Contact: Jim Kolesar, assistant to the president for community and government relations, [email protected] or (413) 597-4233
WILLIAMSTOWN, Mass., February 11, 2016—Williams College announced today that it will form a $5 million fund to support the Mount Greylock Regional School District’s capital needs outside the scope of the building project that the district is pursuing with the Massachusetts School Building Authority (MSBA).
“Williams is pleased to be able to strengthen further its partnership with Mt. Greylock to include a fund for the school district’s capital needs, current or future, that fall outside the proposed project with the MSBA,” Williams President Adam Falk said. “The fund is designed to support supplementary capital projects in ways that will increase educational value and reduce costs to the district and its member towns.”
In the next fiscal year, which begins this July 1, the college will establish the Fund for Mt. Greylock Regional School District Capital Projects, with beginning principal of $5 million.
For all of the funds in its endowment the college each year determines what percent of the market value of the principal will be distributed to spending accounts. This payout rate is typically between 4.5 percent and 5 percent. Any additional earning or growth is added to the principal so that it can grow over time. Unused dollars in each spending account are carried forward in that account from year to year. For this new fund at any time, beginning with the 2016-17 fiscal year, the amount in the spending account and any or all of the principal will be available for capital projects as determined by the Mt. Greylock School Committee.
Williams has a similar fund for Williamstown Elementary School (WES). It was built over five fiscal years (2006 to 2010), with original principal of $1.1 million. Since then WES has spent from the fund’s spending account almost $214,000, the account balance is almost $214,000, and as of June 30, 2015, the fund’s principal had grown to $1.5 million.
The Mt. Greylock Fund will have its full original principal of $5 million beginning July 2016.
In addition to establishing this new fund for capital needs at Mt. Greylock, Williams has begun researching ways to invest substantially in the facility, if it is constructed, in ways that would further lower its greenhouse gas emissions and reduce its utility costs. In accordance with MSBA regulations, the current project is designed to meet the silver standard of the U.S. Green Building Council’s Leadership in Energy and Environmental Design (LEED). The college investment would aim to make the facility even more environmentally sound and energy efficient.
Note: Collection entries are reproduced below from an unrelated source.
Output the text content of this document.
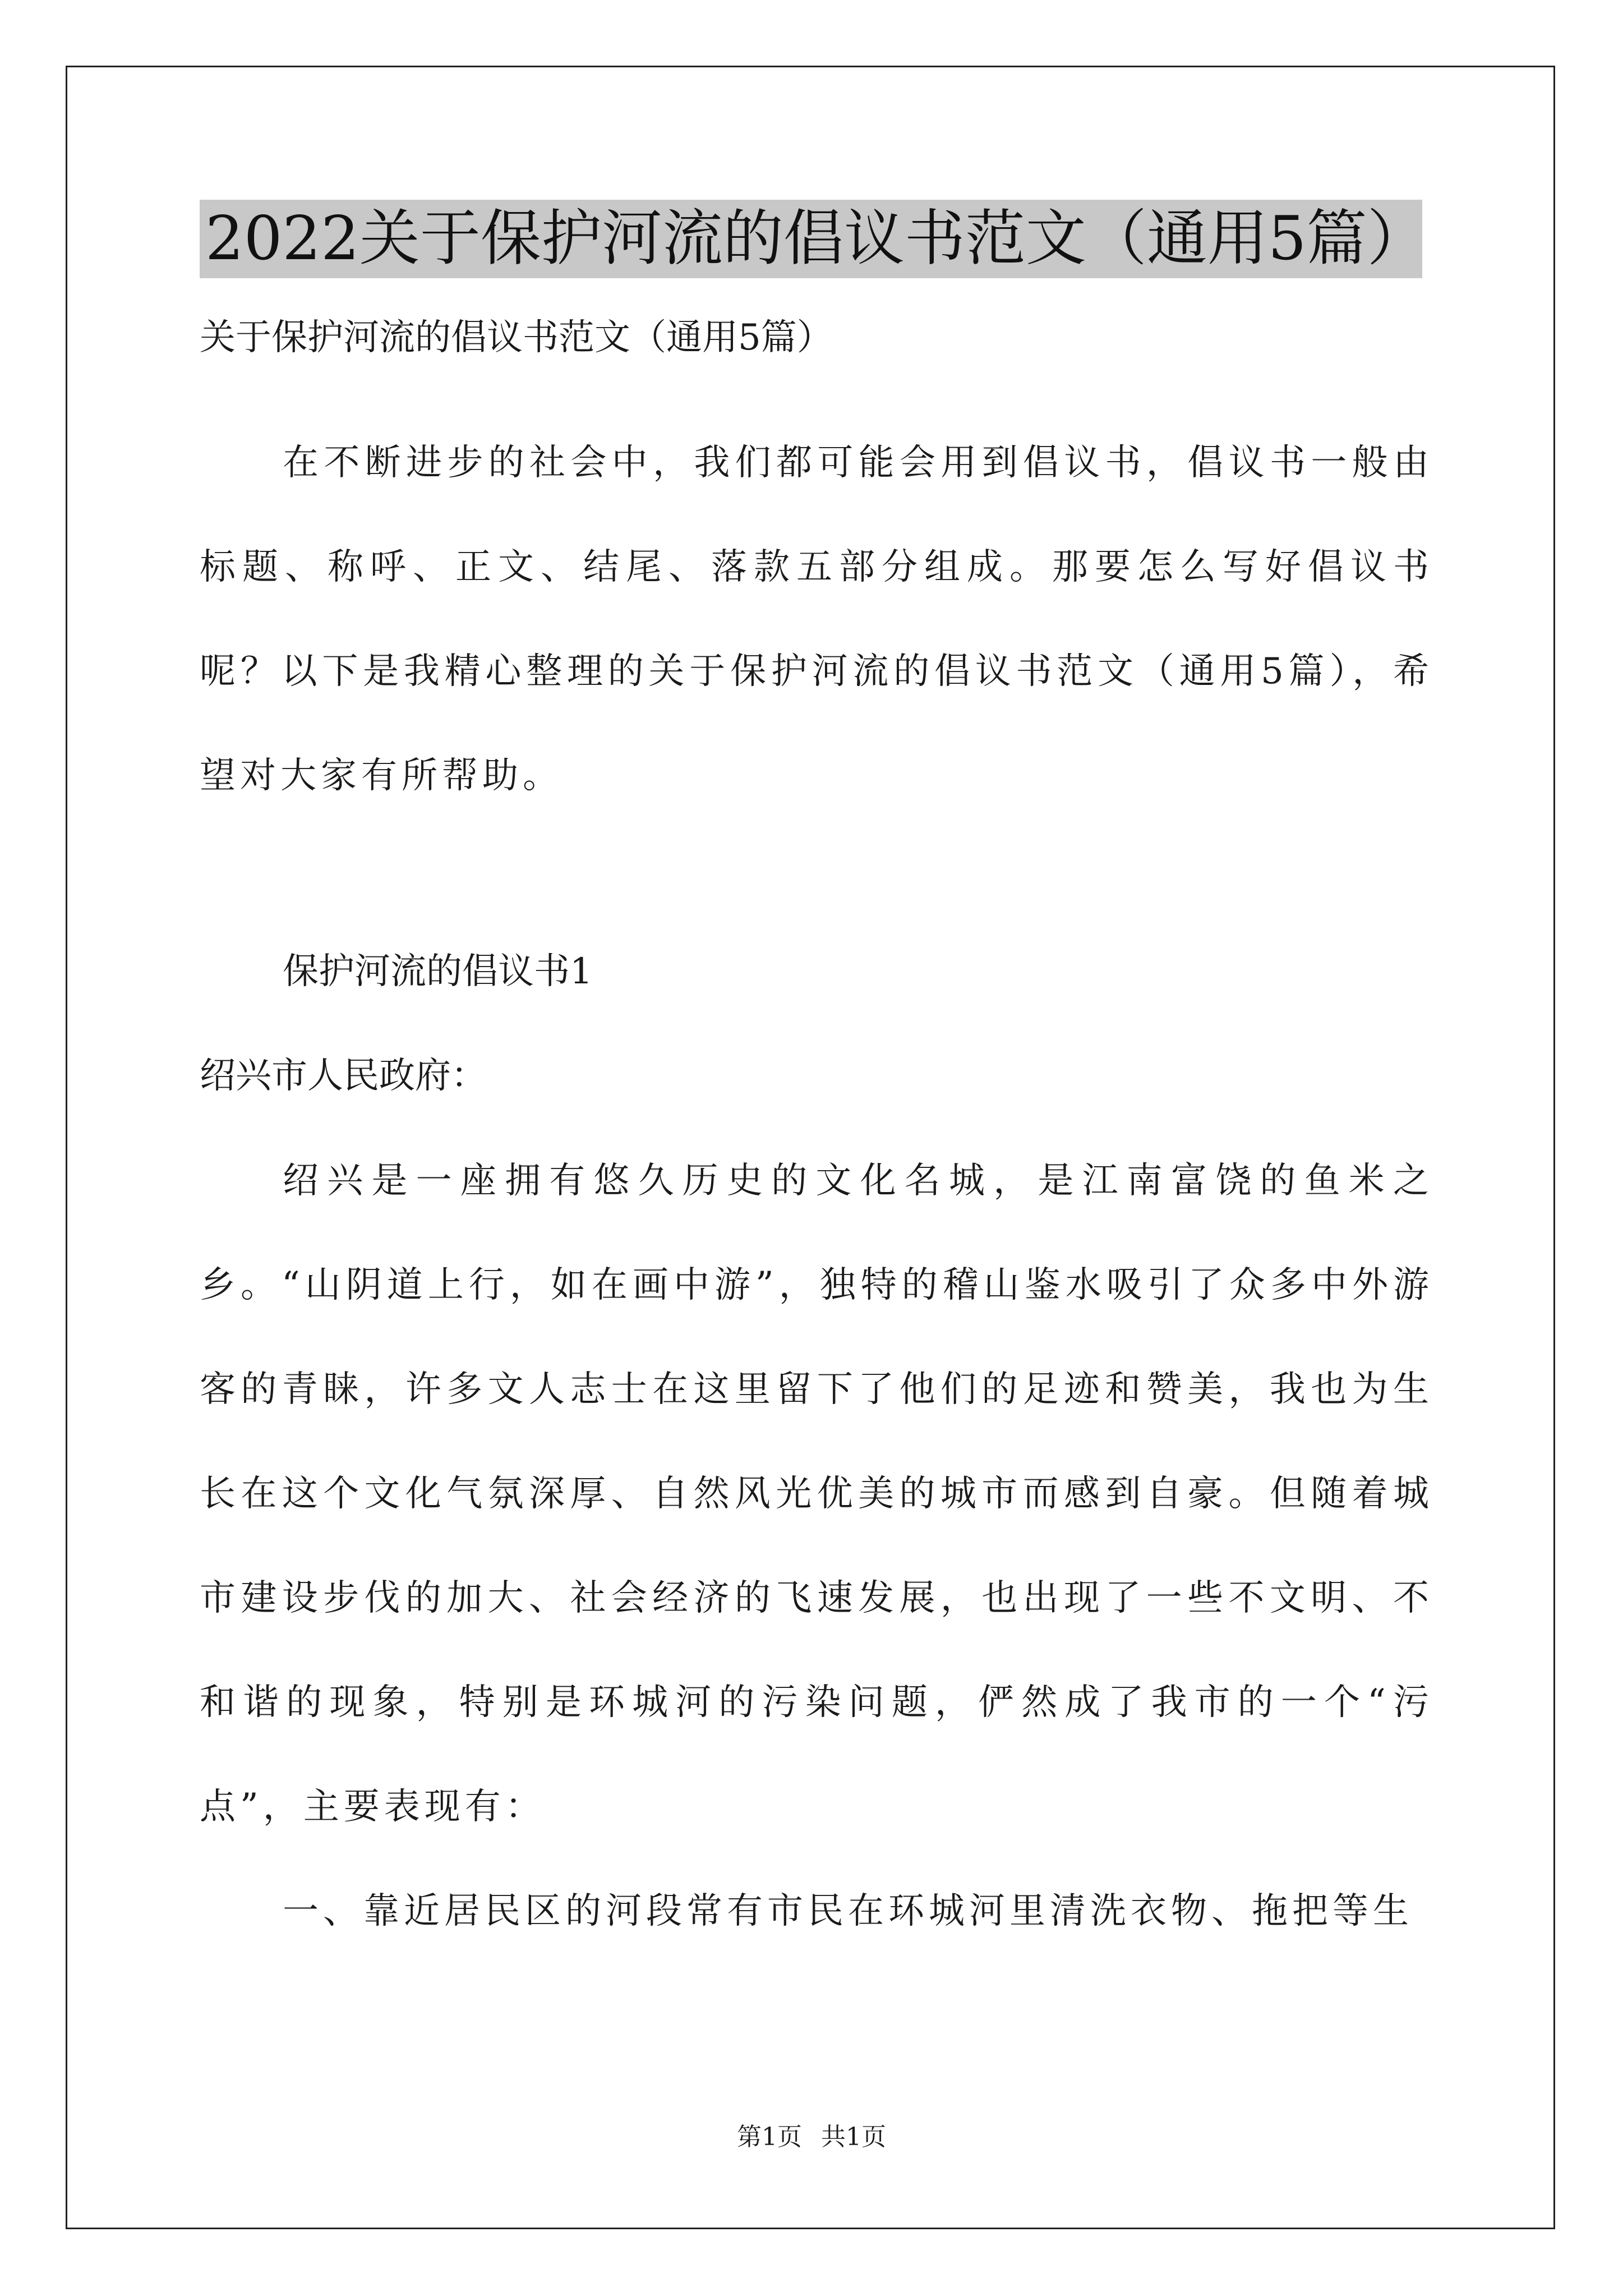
2022关于保护河流的倡议书范文（通用5篇）
关于保护河流的倡议书范文（通用5篇）

在不断进步的社会中，我们都可能会用到倡议书，倡议书一般由标题、称呼、正文、结尾、落款五部分组成。那要怎么写好倡议书呢？以下是我精心整理的关于保护河流的倡议书范文（通用5篇），希望对大家有所帮助。

保护河流的倡议书1
绍兴市人民政府：

绍兴是一座拥有悠久历史的文化名城，是江南富饶的鱼米之乡。“山阴道上行，如在画中游”，独特的稽山鉴水吸引了众多中外游客的青睐，许多文人志士在这里留下了他们的足迹和赞美，我也为生长在这个文化气氛深厚、自然风光优美的城市而感到自豪。但随着城市建设步伐的加大、社会经济的飞速发展，也出现了一些不文明、不和谐的现象，特别是环城河的污染问题，俨然成了我市的一个“污点”，主要表现有：

一、靠近居民区的河段常有市民在环城河里清洗衣物、拖把等生

第1页 共1页
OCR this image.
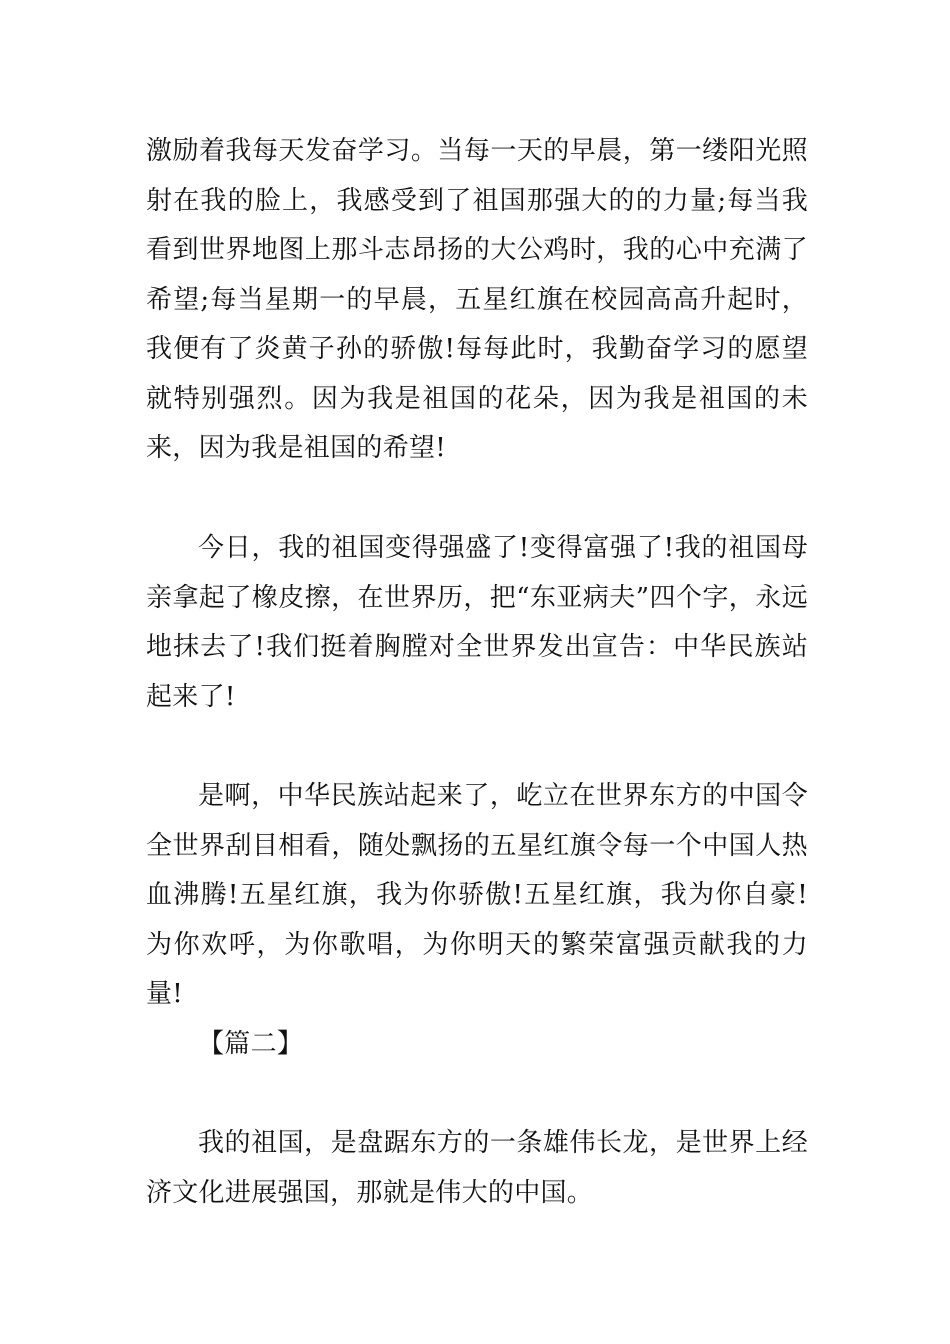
激励着我每天发奋学习。当每一天的早晨，第一缕阳光照射在我的脸上，我感受到了祖国那强大的的力量;每当我看到世界地图上那斗志昂扬的大公鸡时，我的心中充满了希望;每当星期一的早晨，五星红旗在校园高高升起时，我便有了炎黄子孙的骄傲!每每此时，我勤奋学习的愿望就特别强烈。因为我是祖国的花朵，因为我是祖国的未来，因为我是祖国的希望!

今日，我的祖国变得强盛了!变得富强了!我的祖国母亲拿起了橡皮擦，在世界历，把“东亚病夫”四个字，永远地抹去了!我们挺着胸膛对全世界发出宣告：中华民族站起来了!

是啊，中华民族站起来了，屹立在世界东方的中国令全世界刮目相看，随处飘扬的五星红旗令每一个中国人热血沸腾!五星红旗，我为你骄傲!五星红旗，我为你自豪!为你欢呼，为你歌唱，为你明天的繁荣富强贡献我的力量!

【篇二】

我的祖国，是盘踞东方的一条雄伟长龙，是世界上经济文化进展强国，那就是伟大的中国。
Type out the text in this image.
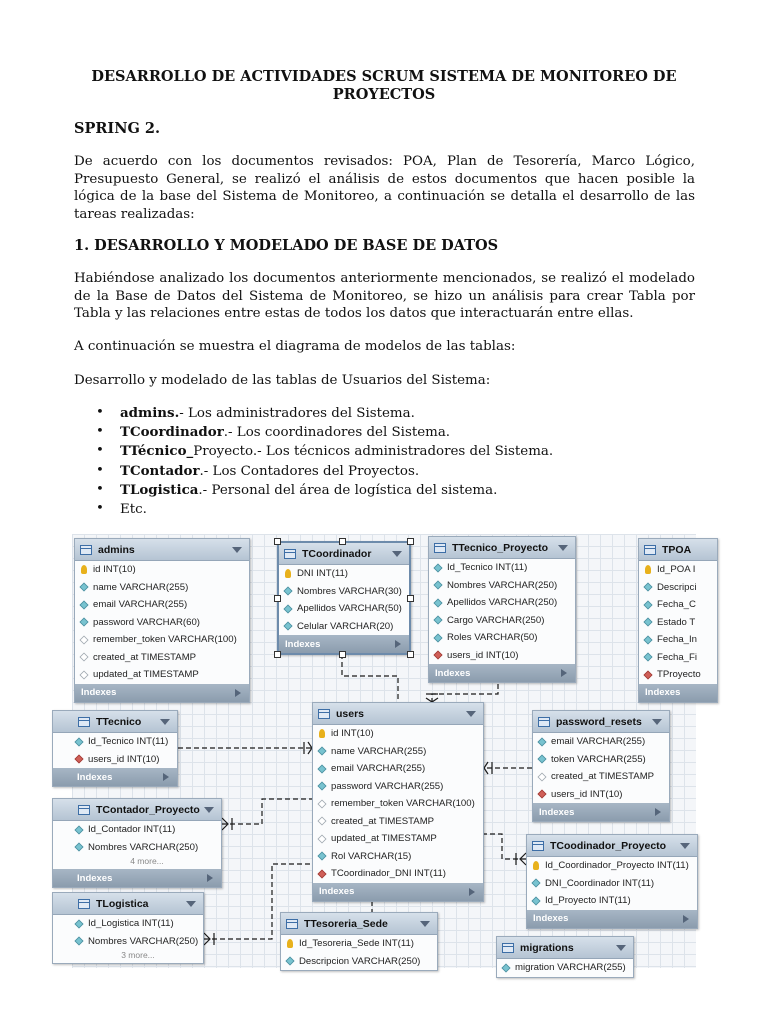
DESARROLLO DE ACTIVIDADES SCRUM SISTEMA DE MONITOREO DE PROYECTOS
SPRING 2.

De acuerdo con los documentos revisados: POA, Plan de Tesorería, Marco Lógico, Presupuesto General, se realizó el análisis de estos documentos que hacen posible la lógica de la base del Sistema de Monitoreo, a continuación se detalla el desarrollo de las tareas realizadas:

1. DESARROLLO Y MODELADO DE BASE DE DATOS

Habiéndose analizado los documentos anteriormente mencionados, se realizó el modelado de la Base de Datos del Sistema de Monitoreo, se hizo un análisis para crear Tabla por Tabla y las relaciones entre estas de todos los datos que interactuarán entre ellas.

A continuación se muestra el diagrama de modelos de las tablas:

Desarrollo y modelado de las tablas de Usuarios del Sistema:

• admins.- Los administradores del Sistema.
• TCoordinador.- Los coordinadores del Sistema.
• TTécnico_Proyecto.- Los técnicos administradores del Sistema.
• TContador.- Los Contadores del Proyectos.
• TLogistica.- Personal del área de logística del sistema.
• Etc.
admins
id INT(10)
name VARCHAR(255)
email VARCHAR(255)
password VARCHAR(60)
remember_token VARCHAR(100)
created_at TIMESTAMP
updated_at TIMESTAMP
Indexes
TCoordinador
DNI INT(11)
Nombres VARCHAR(30)
Apellidos VARCHAR(50)
Celular VARCHAR(20)
Indexes
TTecnico_Proyecto
Id_Tecnico INT(11)
Nombres VARCHAR(250)
Apellidos VARCHAR(250)
Cargo VARCHAR(250)
Roles VARCHAR(50)
users_id INT(10)
Indexes
TPOA
Id_POA I
Descripci
Fecha_C
Estado T
Fecha_In
Fecha_Fi
TProyecto
Indexes
TTecnico
Id_Tecnico INT(11)
users_id INT(10)
Indexes
users
id INT(10)
name VARCHAR(255)
email VARCHAR(255)
password VARCHAR(255)
remember_token VARCHAR(100)
created_at TIMESTAMP
updated_at TIMESTAMP
Rol VARCHAR(15)
TCoordinador_DNI INT(11)
Indexes
password_resets
email VARCHAR(255)
token VARCHAR(255)
created_at TIMESTAMP
users_id INT(10)
Indexes
TContador_Proyecto
Id_Contador INT(11)
Nombres VARCHAR(250)
4 more...
Indexes
TCoodinador_Proyecto
Id_Coordinador_Proyecto INT(11)
DNI_Coordinador INT(11)
Id_Proyecto INT(11)
Indexes
TLogistica
Id_Logistica INT(11)
Nombres VARCHAR(250)
3 more...
TTesoreria_Sede
Id_Tesoreria_Sede INT(11)
Descripcion VARCHAR(250)
migrations
migration VARCHAR(255)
“Mt. Greylock is very fortunate to have now both the prospect of financial support from the MSBA for the main building project and from Williams for other projects, which will enhance educational quality, spare our member towns these capital costs, and reduce our utility bills going forward,” said Mt. Greylock Superintendent Doug Dias. “This is truly an exciting moment for our school and for our community.”
These capital investments by Williams are in addition to the college’s commitment announced in November 2015 of $200,000 per year to Mount Greylock’s operating revenue. That commitment also begins with the 2016-17 fiscal year. It continues and increases the operating support of the donor-provided Williams Fund For Mount Greylock, which over the past five years has made $777,000 available to the school.
The college also operates and fully supports the Williams Center at Mt. Greylock, which works to maximize the educational value that the college can provide the school. The center does this through regular and one-time programs that integrate Williams students, faculty, and staff into the academic and extracurricular life of Mt. Greylock.
Founded in 1793, Williams College is the second-oldest institution of higher learning in Massachusetts. The college’s 2,000 students are taught by a faculty noted for the quality of their teaching and research, and the achievement of academic goals includes active participation of students with faculty in their research. Students’ educational experience is enriched by the residential campus environment in Williamstown, Mass., which provides a host of opportunities for interaction with one another and with faculty beyond the classroom. Admission decisions on U.S. applicants are made regardless of a student’s financial ability, and the college provides grants and other assistance to meet the demonstrated needs of all who are admitted.